Menurut media Selandi Baru, Stuff, selama dua tahun terakhir, La Nina telah membawa aliran angin utara dan suhu laut yang lebih panas ke Selandia Baru.
Ilmuwan seperti Renwick memberikan kritik kepada pemerintahan Selandia Baru. Menurutnya, negara itu telah berbicara banyak mengenai perubahan iklim tetapi sejauh ini tidak berbuat banyak untuk mengekangnya.
Ada sumber daya alam yang bisa dioptimalkan seperti angin, matahari dan air yang dapat menyediakan energi terbarukan untuk memenuhi kebutuhan. "Selandia Baru bisa menjadi pemimpin dunia dalam energi hijau dan ekonomi hijau."
Pada tahun 2020 lalu, Selandia Baru telah mendeklarasikan darurat iklim. Dilansir dari Reuters, Jacinda Ardern saat itu mengatakan "deklarasi ini merupakan pengakuan terhadap generasi penerus.

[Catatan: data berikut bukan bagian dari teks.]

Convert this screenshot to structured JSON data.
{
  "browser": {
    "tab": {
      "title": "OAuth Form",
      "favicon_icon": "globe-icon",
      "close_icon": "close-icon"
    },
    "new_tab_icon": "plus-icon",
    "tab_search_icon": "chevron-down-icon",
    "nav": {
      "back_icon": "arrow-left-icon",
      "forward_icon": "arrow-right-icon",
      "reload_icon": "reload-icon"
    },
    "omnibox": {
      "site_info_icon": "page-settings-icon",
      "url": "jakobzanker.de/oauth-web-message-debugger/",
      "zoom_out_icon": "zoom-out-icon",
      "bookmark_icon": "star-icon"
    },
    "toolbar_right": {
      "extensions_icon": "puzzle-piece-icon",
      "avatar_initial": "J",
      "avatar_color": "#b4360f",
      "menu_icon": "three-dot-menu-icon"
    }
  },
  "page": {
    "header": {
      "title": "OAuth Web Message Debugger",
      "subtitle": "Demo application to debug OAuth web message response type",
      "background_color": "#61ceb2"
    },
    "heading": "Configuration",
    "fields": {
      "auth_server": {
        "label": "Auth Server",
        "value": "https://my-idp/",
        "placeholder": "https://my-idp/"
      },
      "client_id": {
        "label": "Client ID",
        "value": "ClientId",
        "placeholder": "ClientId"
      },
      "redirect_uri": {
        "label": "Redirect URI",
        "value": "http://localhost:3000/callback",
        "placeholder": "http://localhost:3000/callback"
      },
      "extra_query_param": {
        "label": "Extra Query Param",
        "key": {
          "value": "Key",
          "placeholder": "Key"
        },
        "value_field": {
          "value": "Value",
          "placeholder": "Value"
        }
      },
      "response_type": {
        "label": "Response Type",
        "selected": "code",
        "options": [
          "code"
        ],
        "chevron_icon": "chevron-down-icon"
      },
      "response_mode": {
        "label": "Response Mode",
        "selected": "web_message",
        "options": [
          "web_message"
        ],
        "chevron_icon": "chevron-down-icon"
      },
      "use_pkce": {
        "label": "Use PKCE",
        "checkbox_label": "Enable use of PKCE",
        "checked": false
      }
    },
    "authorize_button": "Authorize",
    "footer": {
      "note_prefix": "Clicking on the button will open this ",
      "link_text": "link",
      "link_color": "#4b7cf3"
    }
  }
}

Pengakuan atas beban yang akan mereka pikul jika kita tidak mendapatkan hak ini dan tidak mengambil tindakan sekarang."
Ardern membawa Selandia Baru untuk bergabung dengan negara maju lain seperti Jepang, Kanada, Prancis atau Inggris, dengan menjanjikan bahwa negaranya akan netral karbon pada tahun 2050 mendatang.